Saturday, November 12, 2011

Bound in a Soft-Gel: The Facts Behind Autism and Omega-3 Supplements

"I could be bound in a nutshell, and count myself king of infinite space, were it not that I have bad dreams." You can't help but wonder whether Shakespeare knew anything of autism when he wrote this line, or how his young son Hamnet met his demise.

We live in a relatively enlightened age now, but for the less informed ones amongst us, the autistic spectrum is just another name for a dungeon of ignorance from which there is no escape. The word spectrum means a lot here, because it marks the fluidity of the disease and reminds us so-called "neurotypicals" how little we know about it. (Autism actually comprises three different things - autistic spectrum, Asperger's, and a third catch-all condition whenever the textbooks are silent.)

The loss of language through brain trauma is debilitating in itself, but when the faculty is perceived to have never quite developed according to our standards, the human toll is catastrophic, not only to the lives of those afflicted, but their parents as well. This is not to say that autistic children are incapable of communication, or indeed, that they haven't established a separate and mutually unintelligible system of thought. We simply don't know.

For instance, one of the biggest challenges in child development is the construction of a "theory of mind", which is the way a person distinguishes the self from the other. Its imperceptibility means most of us take it for granted; but in the autistic child's case, it might happen, it might not, and the parent might never find out.

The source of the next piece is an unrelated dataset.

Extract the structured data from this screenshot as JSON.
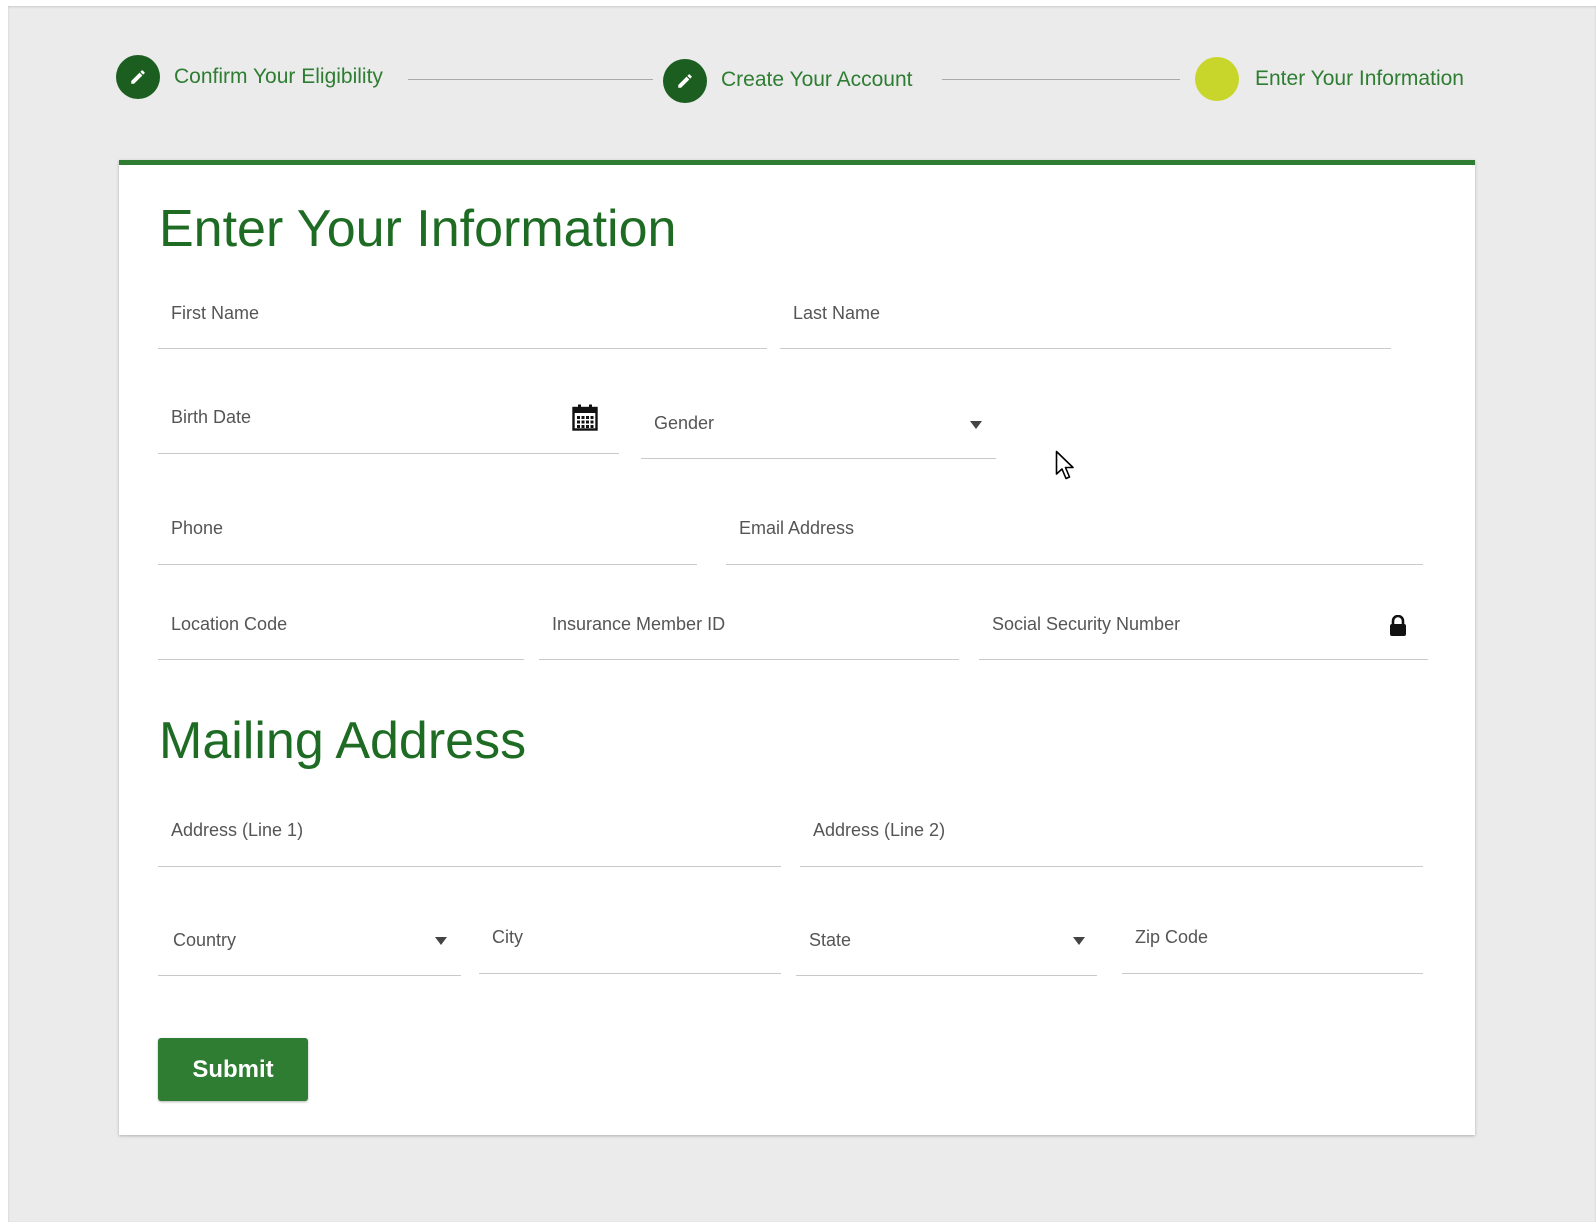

In the absence of standard pharmaceutical treatments, frustrated parents are trying everything that comes their way. The vast majority of complementary medicine have yet to demonstrate statistically significant results in clinical trials. However, this is not a verdict against experimenting with them as such, because the scope of potential measures is so wide as to swamp researchers in the field.

Take, for instance, omega-3 fatty acid supplements, more commonly known as fish oils and long championed as an antidote against cardiovascular diseases. Over a hundred small-scale studies have been conducted in conjunction with its benefits in language development amongst autistic children, for two simple reasons. An active form of omega-3, DHA, is present in the human brain, and its deficiency has been associated with a wide variety of neural disorders. There is also anecdotal reports from parents, who perceive an improvement in lexicon and awareness when their autistic children have been put on a long-term regime of omega-3 supplements.

Granted, these results are far from conclusive, and researchers are proceeding at a snail's pace. (Ethics committees are reluctant to tamper with a child's neurological development at such a tender age through clinical trials - heads may roll unless they have strong circumstantial evidence.) So in the meantime, let's stick to proven dietary supplements and hope for the best. For a treatment that comes with absolutely no risk, it can make quite a difference.